MANUFACTURING UNCERTAINTIES -- The Company's pilot manufacturing plant may not
have sufficient capacity to permit the Company to produce all the products for
all of the clinical trials it anticipates developing. In addition, the Company
has not developed the capability to commercially manufacture any of its proposed
products and is unaware of any other company which has manufactured any
membrane-encapsulated cell product on a commercial scale. There can be no
assurance that the Company will be able to develop the capability of
manufacturing any of its proposed products at a cost, consistency or in the
quantities necessary to make a commercially viable product, if at all.
COMPETITION -- Competitors of the Company are numerous and include major
pharmaceutical and chemical companies, biotechnology companies, universities and
other research institutions. Currently, several of these competitors market and
sell therapeutic products for the treatment of chronic pain, Parkinson's disease
and other CNS conditions. In addition, most of the Company's competitors have
substantially greater capital resources, experience in obtaining regulatory
approvals and, in the case of commercial entities, experience in manufacturing
and marketing pharmaceutical products, than the Company. A number of other
companies are attempting to develop methods of delivering therapeutic substances
within or across the blood brain barrier. There can be no assurance that the
Company's competitors will not succeed in developing technologies and products
that are more effective than those being developed by the Company or that would
render the Company's technology and products obsolete or noncompetitive. See
"Competition."
DEPENDENCE ON KEY PERSONNEL -- The Company is highly dependent on the principal
members of its management and scientific staff and certain of its outside
consultants. Vacancies have occurred and are likely to occur from time to time
amoung the Company's senior management and scientific staff. Loss of the
services of any of the Company's key employees or consultants or the continued
existence of such vacancies could have a material adverse effect on the
Company's operations. In addition, the Company's operations are dependent upon
its ability to attract and retain additional qualified scientific and management
personnel. There can be no assurance the Company will be able to attract and
retain such personnel on acceptable terms given the competition among
pharmaceutical, biotechnology and healthcare companies, universities and
research institutions for experienced personnel.
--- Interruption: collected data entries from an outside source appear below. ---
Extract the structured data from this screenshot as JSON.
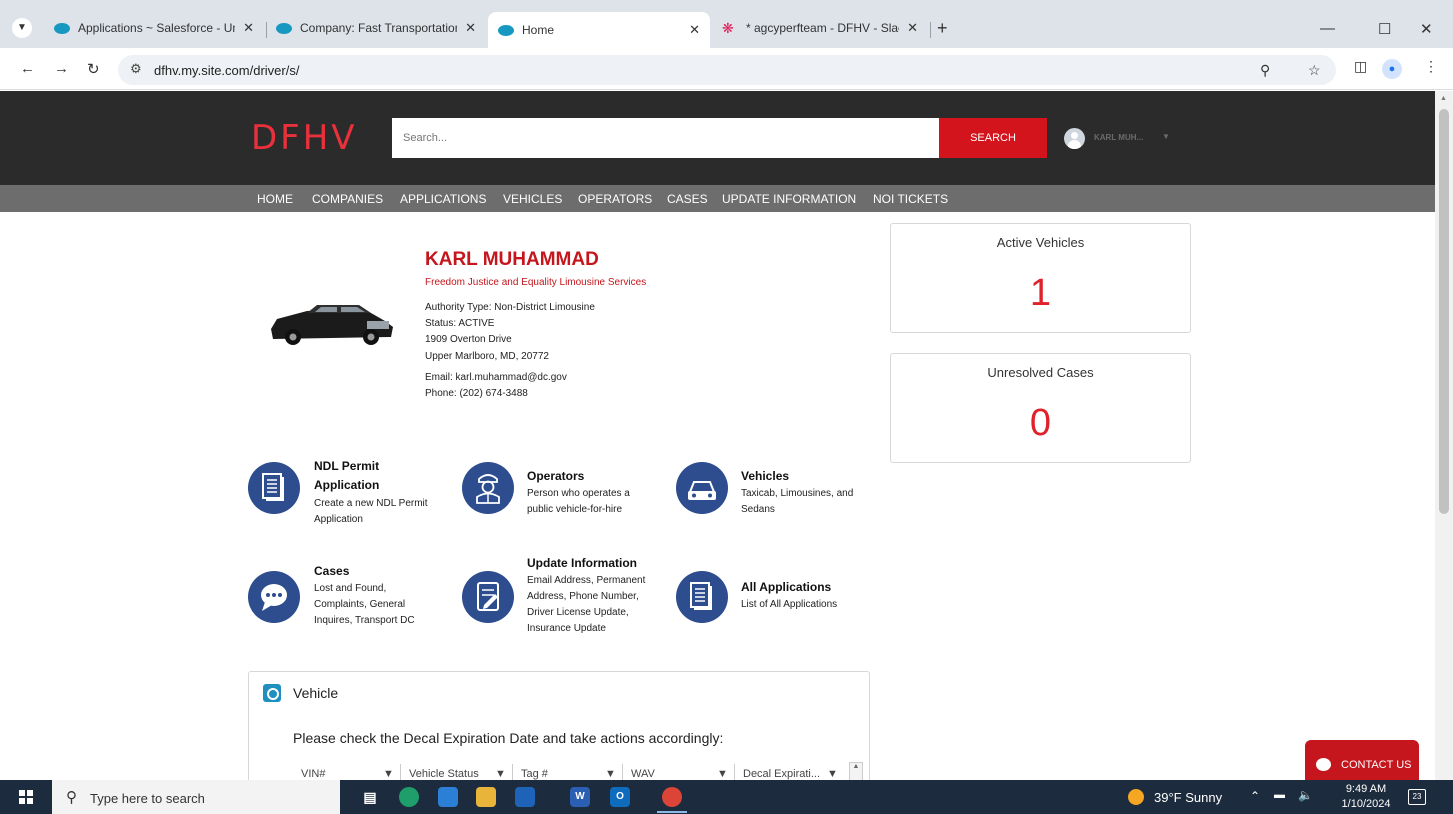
{
  "browser": {
    "tabs": [
      {
        "label": "Applications ~ Salesforce - Unli"
      },
      {
        "label": "Company: Fast Transportation S"
      },
      {
        "label": "Home"
      },
      {
        "label": "* agcyperfteam - DFHV - Slack"
      }
    ],
    "url": "dfhv.my.site.com/driver/s/"
  },
  "site": {
    "logo": "DFHV",
    "search_placeholder": "Search...",
    "search_button": "SEARCH",
    "user_name": "KARL MUH...",
    "nav": [
      "HOME",
      "COMPANIES",
      "APPLICATIONS",
      "VEHICLES",
      "OPERATORS",
      "CASES",
      "UPDATE INFORMATION",
      "NOI TICKETS"
    ]
  },
  "profile": {
    "name": "KARL MUHAMMAD",
    "company": "Freedom Justice and Equality Limousine Services",
    "authority": "Authority Type: Non-District Limousine",
    "status": "Status: ACTIVE",
    "address1": "1909 Overton Drive",
    "address2": "Upper Marlboro, MD, 20772",
    "email": "Email: karl.muhammad@dc.gov",
    "phone": "Phone: (202) 674-3488"
  },
  "stats": {
    "active_vehicles": {
      "title": "Active Vehicles",
      "value": "1"
    },
    "unresolved_cases": {
      "title": "Unresolved Cases",
      "value": "0"
    }
  },
  "tiles": {
    "ndl": {
      "title1": "NDL Permit",
      "title2": "Application",
      "desc1": "Create a new NDL Permit",
      "desc2": "Application",
      "icon": "document-stack-icon"
    },
    "operators": {
      "title": "Operators",
      "desc1": "Person who operates a",
      "desc2": "public vehicle-for-hire",
      "icon": "chauffeur-icon"
    },
    "vehicles": {
      "title": "Vehicles",
      "desc1": "Taxicab, Limousines, and",
      "desc2": "Sedans",
      "icon": "car-icon"
    },
    "cases": {
      "title": "Cases",
      "desc1": "Lost and Found,",
      "desc2": "Complaints, General",
      "desc3": "Inquires, Transport DC",
      "icon": "speech-bubble-icon"
    },
    "update": {
      "title": "Update Information",
      "desc1": "Email Address, Permanent",
      "desc2": "Address, Phone Number,",
      "desc3": "Driver License Update,",
      "desc4": "Insurance Update",
      "icon": "edit-form-icon"
    },
    "all_apps": {
      "title": "All Applications",
      "desc1": "List of All Applications",
      "icon": "document-stack-icon"
    }
  },
  "vehicle_card": {
    "title": "Vehicle",
    "message": "Please check the Decal Expiration Date and take actions accordingly:",
    "columns": [
      "VIN#",
      "Vehicle Status",
      "Tag #",
      "WAV",
      "Decal Expirati..."
    ]
  },
  "contact": {
    "label": "CONTACT US"
  },
  "taskbar": {
    "search_placeholder": "Type here to search",
    "weather": "39°F  Sunny",
    "time": "9:49 AM",
    "date": "1/10/2024",
    "notifications": "23"
  },
  "colors": {
    "brand_red": "#e8313b",
    "button_red": "#d4141c",
    "header_dark": "#2b2b2b",
    "nav_gray": "#6d6d6d",
    "tile_blue": "#2d4d8f",
    "stat_red": "#e0202a"
  }
}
REIMBURSEMENT AND HEALTHCARE REFORM -- In both domestic and foreign markets,
sales of the Company's potential products will depend in part upon the
availability and amounts of reimbursement from third-party healthcare payor
organizations, including government agencies, private healthcare insurers and
other healthcare payors such as health maintenance organizations and
self-insured employee plans. There is considerable pressure to reduce the cost
of therapeutic products. There can be no assurance that reimbursement will be
provided by such payors at all or without substantial delay, or, if such
reimbursement is provided, that the approved reimbursement amounts will provide
sufficient funds to enable the Company to sell its products on a profitable
basis. See "Reimbursement and Healthcare Cost Control."